Binney & Smith es hoy propiedad de Hallmark Cards. Y esa empresa vigila de cerca la marca Crayola. (Sin embargo, a la Sra. Crayola Walker de Bellow Falls, Vermont, y a la Sra. Crayola Collins del condado de Pulaski, Virginia, se les permitió amablemente «tomar prestado» el nombre). Muchas empresas, sobre todo extranjeras, quisieran sacar provecho de la fama de Crayola, y los imitadores intentan robar todo el tiempo. En la colección de la NMAH hay un ejemplo de uno de esos intentos: una bolsa de fiesta con un aspecto muy Crayola, pero que no lo es. Sin embargo, la concesión de licencias de la marca es habitual, con productos que van desde vídeos de software, sábanas y ropa de cama, hasta mochilas, papel pintado y pinturas de pared, e incluso zapatos que parecen una caja de lápices de colores.
De vuelta a casa con mis hijos y el hijo de un vecino, anuncio que vamos a colorear. Saco tres cajas de 64 de una bolsa y le doy una a cada niño. En un abrir y cerrar de ojos, sus laboriosas mentes -sus cuerpos enteros- están completamente absortos en su trabajo.

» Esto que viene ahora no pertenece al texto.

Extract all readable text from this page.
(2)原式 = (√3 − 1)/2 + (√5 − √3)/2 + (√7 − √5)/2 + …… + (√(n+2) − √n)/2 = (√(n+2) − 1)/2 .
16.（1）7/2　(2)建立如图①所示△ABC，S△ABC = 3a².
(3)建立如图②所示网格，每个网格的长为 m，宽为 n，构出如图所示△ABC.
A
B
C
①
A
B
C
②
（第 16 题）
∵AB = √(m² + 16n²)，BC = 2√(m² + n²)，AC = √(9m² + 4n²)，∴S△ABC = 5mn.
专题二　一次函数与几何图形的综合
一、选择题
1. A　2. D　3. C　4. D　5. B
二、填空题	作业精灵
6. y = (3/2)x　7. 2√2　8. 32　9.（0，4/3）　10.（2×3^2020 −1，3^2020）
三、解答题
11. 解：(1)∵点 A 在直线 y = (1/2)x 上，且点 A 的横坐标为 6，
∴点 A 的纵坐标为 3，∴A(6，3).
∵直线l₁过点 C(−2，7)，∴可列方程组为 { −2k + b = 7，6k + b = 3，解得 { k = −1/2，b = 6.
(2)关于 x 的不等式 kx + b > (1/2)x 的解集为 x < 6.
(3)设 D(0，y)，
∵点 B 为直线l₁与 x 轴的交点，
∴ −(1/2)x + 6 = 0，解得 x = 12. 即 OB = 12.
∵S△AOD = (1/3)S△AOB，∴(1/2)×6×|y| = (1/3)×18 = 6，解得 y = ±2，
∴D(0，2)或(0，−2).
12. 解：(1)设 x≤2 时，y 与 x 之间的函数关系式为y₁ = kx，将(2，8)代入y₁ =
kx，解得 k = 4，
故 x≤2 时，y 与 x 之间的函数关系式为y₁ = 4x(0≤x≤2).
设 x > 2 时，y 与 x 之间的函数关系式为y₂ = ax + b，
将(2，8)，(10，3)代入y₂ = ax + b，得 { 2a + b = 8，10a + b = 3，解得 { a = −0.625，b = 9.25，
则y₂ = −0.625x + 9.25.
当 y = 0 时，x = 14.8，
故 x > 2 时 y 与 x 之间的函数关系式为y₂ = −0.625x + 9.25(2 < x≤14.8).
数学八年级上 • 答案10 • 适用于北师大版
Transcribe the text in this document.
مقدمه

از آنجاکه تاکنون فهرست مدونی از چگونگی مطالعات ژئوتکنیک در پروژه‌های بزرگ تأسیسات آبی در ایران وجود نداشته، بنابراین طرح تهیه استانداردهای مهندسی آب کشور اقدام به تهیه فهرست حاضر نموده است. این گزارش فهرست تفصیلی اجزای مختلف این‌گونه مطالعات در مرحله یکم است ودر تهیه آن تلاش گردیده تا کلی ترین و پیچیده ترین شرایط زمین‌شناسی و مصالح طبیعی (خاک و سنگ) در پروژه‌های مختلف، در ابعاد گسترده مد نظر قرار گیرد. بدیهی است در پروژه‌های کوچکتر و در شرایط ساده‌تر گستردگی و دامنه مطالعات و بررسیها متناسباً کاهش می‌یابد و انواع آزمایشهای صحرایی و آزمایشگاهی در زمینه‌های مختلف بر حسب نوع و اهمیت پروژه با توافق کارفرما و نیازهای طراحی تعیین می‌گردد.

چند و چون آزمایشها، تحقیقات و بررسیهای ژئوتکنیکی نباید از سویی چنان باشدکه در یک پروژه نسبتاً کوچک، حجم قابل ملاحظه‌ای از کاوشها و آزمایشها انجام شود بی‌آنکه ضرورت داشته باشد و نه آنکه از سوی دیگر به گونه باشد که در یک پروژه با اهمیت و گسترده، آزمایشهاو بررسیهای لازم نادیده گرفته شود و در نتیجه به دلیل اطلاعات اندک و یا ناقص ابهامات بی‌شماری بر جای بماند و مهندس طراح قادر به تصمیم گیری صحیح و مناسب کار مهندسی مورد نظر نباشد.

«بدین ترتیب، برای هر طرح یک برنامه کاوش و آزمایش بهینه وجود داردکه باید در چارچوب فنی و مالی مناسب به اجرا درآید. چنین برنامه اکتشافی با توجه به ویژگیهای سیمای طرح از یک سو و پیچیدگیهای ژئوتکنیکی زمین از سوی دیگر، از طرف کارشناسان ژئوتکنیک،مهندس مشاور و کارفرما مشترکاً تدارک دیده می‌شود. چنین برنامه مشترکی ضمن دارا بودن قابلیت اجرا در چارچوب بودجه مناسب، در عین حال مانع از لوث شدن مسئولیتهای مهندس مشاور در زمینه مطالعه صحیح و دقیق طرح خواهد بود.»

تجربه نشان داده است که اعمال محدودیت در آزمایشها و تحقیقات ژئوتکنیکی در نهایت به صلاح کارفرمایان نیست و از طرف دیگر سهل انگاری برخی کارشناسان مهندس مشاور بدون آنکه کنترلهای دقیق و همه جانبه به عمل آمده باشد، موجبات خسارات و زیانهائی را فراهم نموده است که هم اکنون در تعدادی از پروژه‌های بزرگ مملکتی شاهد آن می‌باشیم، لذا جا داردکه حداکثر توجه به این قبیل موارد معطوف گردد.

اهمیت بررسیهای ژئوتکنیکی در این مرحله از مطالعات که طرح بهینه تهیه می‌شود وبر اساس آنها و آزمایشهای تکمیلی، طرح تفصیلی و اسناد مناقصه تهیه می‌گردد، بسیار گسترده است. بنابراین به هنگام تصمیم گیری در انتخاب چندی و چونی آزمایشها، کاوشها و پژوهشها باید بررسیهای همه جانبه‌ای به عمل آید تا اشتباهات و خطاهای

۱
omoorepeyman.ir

Recuerdo haber leído en la literatura de Binney & Smith una afirmación según la cual, cuando era joven, Grant Wood, que más tarde pintaría el icónico American Gothic, se presentó a un concurso de colorear con Crayola a principios del siglo XX y ganó. La luz del sol entra a raudales por la ventana, traduciendo el color en visión. Claire está haciendo un arco iris. Coge un lápiz de colores. «Esto es ‘cardo’. Es lo que come Eeyore». Luego elige «diente de león», «verde bosque», «glicina azul cielo» y «rosa cosquillas». Patsy está dibujando un retrato de Jessie, y Jessie está dibujando el jarrón de flores en la carretilla. Intento imaginar el funcionamiento interno de su creatividad. Las imágenes ópticas se registran en las diminutas retinas de sus ojos, las señales electrónicas viajan por los nervios ópticos hasta sus cerebros, las señales se interpretan y los mensajes se envían de vuelta. De repente, salgo de mi ensoñación cuando Jessie, reflexionando sobre el lápiz rojo que tiene en la mano, dice: «Me pregunto quién habrá decidido que el rojo sea ‘rojo'». Y luego piensa un minuto y dice: «¿Crees que fue George Washington?»